NextjsProject Structure

Project Structure

A freshly scaffolded App Router project has a small, predictable set of top-level files and folders. Learning what each one is for makes the rest of the framework much easier to reason about, because Next.js relies heavily on where a file lives — not just what is inside it.

Top-level layout

Default project structure

Bash
my-app/
├── app/                 # Routes, layouts, and UI — the heart of the app
│   ├── layout.tsx       # Root layout, wraps every page
│   ├── page.tsx         # The homepage, served at "/"
│   └── globals.css      # Global stylesheet imported by the root layout
├── public/              # Static assets served as-is (images, favicon, etc.)
├── next.config.js       # Next.js configuration
├── package.json         # Dependencies and npm scripts
├── tsconfig.json        # TypeScript configuration (if using TypeScript)
└── node_modules/        # Installed dependencies

Item

Purpose

app/

Where routes live. Every folder can hold a page.tsx to define a URL, plus optional layouts, loading and error states.

public/

Files here are served from the site root unmodified — public/logo.png is available at /logo.png.

next.config.js

Central place to configure image domains, redirects, headers, experimental features, and more.

package.json

Standard Node.js manifest — dependencies plus the dev / build / start / lint scripts.

Inside app/
  • layout.tsx — the root layout. It must render <html> and <body>, and wraps every page in the application.

  • page.tsx — the actual UI for a route. A folder only becomes a visitable URL if it contains one of these.

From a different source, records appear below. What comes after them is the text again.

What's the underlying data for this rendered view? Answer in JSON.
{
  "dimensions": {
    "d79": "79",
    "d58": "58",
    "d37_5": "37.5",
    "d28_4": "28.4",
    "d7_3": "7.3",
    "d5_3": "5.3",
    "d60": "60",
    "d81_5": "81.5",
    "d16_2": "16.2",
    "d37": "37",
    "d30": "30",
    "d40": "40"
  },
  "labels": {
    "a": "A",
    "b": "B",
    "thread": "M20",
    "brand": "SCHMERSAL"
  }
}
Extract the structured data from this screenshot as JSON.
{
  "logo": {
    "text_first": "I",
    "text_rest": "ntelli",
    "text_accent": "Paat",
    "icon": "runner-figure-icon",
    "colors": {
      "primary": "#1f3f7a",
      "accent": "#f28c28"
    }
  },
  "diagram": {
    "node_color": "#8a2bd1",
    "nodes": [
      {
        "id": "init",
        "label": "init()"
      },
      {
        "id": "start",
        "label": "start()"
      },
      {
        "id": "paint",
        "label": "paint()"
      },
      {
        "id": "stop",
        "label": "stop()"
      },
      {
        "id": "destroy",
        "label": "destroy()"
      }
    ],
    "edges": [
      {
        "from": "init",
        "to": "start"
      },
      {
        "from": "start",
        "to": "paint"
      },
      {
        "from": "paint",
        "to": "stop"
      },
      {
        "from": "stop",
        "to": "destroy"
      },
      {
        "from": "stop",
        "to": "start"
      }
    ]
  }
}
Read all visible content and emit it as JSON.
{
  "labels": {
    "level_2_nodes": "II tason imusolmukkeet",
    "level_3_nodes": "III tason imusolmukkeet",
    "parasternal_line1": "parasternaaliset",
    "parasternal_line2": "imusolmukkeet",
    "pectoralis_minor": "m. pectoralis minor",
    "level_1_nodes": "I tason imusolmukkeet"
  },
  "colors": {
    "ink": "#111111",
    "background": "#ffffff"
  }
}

  • globals.css — a plain CSS file imported once, in the root layout, and applied everywhere.

The optional src/ directory

Many teams prefer to keep application code separate from configuration files sitting at the project root. Next.js supports this by letting you move app/ (and public/, conventionally left outside) into a src/ folder — src/app/page.tsx works exactly the same as app/page.tsx. This is purely an organizational choice with no effect on routing behavior; this site's own codebase uses this convention.

Note
Next.js leans heavily on file and folder naming conventions — `page.tsx`, `layout.tsx`, `loading.tsx`, `error.tsx`, `[slug]`, `(group)`, and more each mean something specific to the router. Understanding these special names is central to how the whole framework works, and the rest of this tutorial series covers each one in depth.